Indiana Jones and the Last Crusade

If Raiders was a backyard adventure where we put on our explorer’s hat and went bucket-and-shoveling out into the woods for buried treasure, The Last Crusade is like watching a home movie of it. It’s still got the same gee-whizz endearment but in a “boy, don’t we look silly” kind of way.

Hellraiser

Nothing about Hellraiser has the remotest sense of dread (besides perhaps that sense that it’ll inevitably become a franchise). Even Frank as he gradually corporealizes has the sad eyes and questionable brow anatomy you may expect less from a Barker body horror than from an alien ambassador on Star Trek: The Next Generation.

Robin and the 7 Hoods

This moral naysaying is shockingly against type for a film bursting with Copacabana headliners. Remember that these are the guys hired explicitly to hold a mic in one hand, a drink in the other, and to generate a fantasy of wealth and well-meaningness that makes thousands of less charming people mistake clubbing for having fun.

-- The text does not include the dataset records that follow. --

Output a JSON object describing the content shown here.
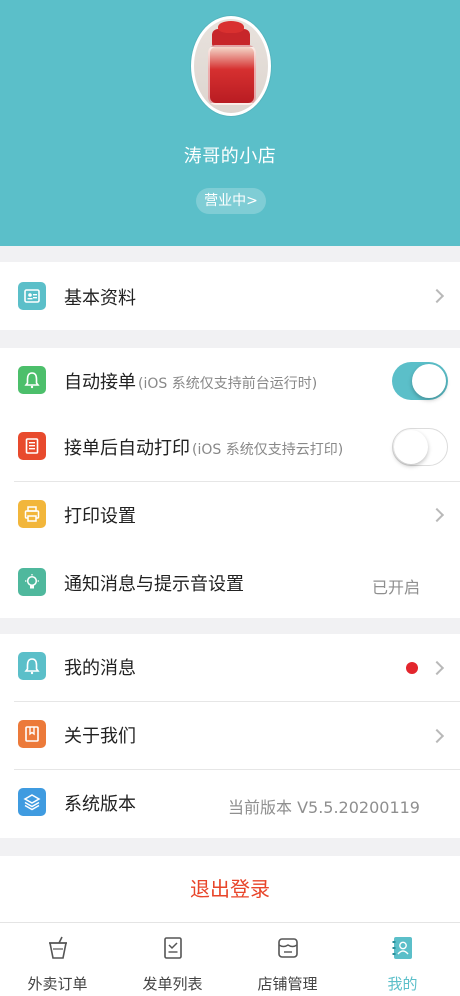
{
  "header": {
    "store_name": "涛哥的小店",
    "status": "营业中>"
  },
  "profile_section": {
    "basic_info": "基本资料"
  },
  "settings_section": {
    "auto_accept": {
      "label": "自动接单",
      "note": "(iOS 系统仅支持前台运行时)",
      "enabled": true
    },
    "auto_print": {
      "label": "接单后自动打印",
      "note": "(iOS 系统仅支持云打印)",
      "enabled": false
    },
    "print_settings": "打印设置",
    "notification": {
      "label": "通知消息与提示音设置",
      "value": "已开启"
    }
  },
  "about_section": {
    "my_messages": "我的消息",
    "about_us": "关于我们",
    "version": {
      "label": "系统版本",
      "value": "当前版本 V5.5.20200119"
    }
  },
  "logout": "退出登录",
  "tabbar": {
    "tabs": [
      {
        "label": "外卖订单",
        "icon": "drink-cup-icon",
        "active": false
      },
      {
        "label": "发单列表",
        "icon": "document-icon",
        "active": false
      },
      {
        "label": "店铺管理",
        "icon": "store-icon",
        "active": false
      },
      {
        "label": "我的",
        "icon": "contact-book-icon",
        "active": true
      }
    ]
  },
  "colors": {
    "brand_teal": "#5bbfc9",
    "logout_red": "#e8452a",
    "badge_red": "#e3262d"
  }
}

Robin and the 7 Hoods is drastically less endearing than any of its hoods.

Batman Returns

Batman is the man Bruce Wayne wishes he was, an empowerment trip mythologized into a performance. Batman is Bruce’s mania, his love, his coming-into-being. Batman Returns is as perfect at portraying him as live-action has been, though there were many angry mothers whose frightened children screamed to recall its atrocities.

Full Metal Jacket

It’s a film whose un-tempered acidity towards masculine hero types reads like the very bumper sticker philosophy it decries in every foul-tasting second of undeveloped action and bullet fragments of narrative. “God has a hard-on for marines,” the drill sergeant says. Kubrick has one for montages.

Godzilla (2014)

The pay-off is stalled beyond normal human tolerance, as though Godzilla was a nervous groom who simply won’t commit to marriage until he has enough buildup. Even advertising the closeted meanings of such serious-contra-seriousness idioms native to the giant monster bash as nature vs man and the brutalities of war, the dialogue in “Godzilla” asserts itself to such meaning like a crowbar asserts itself to a jammed service door. This is when it remembers to have dialogue at all.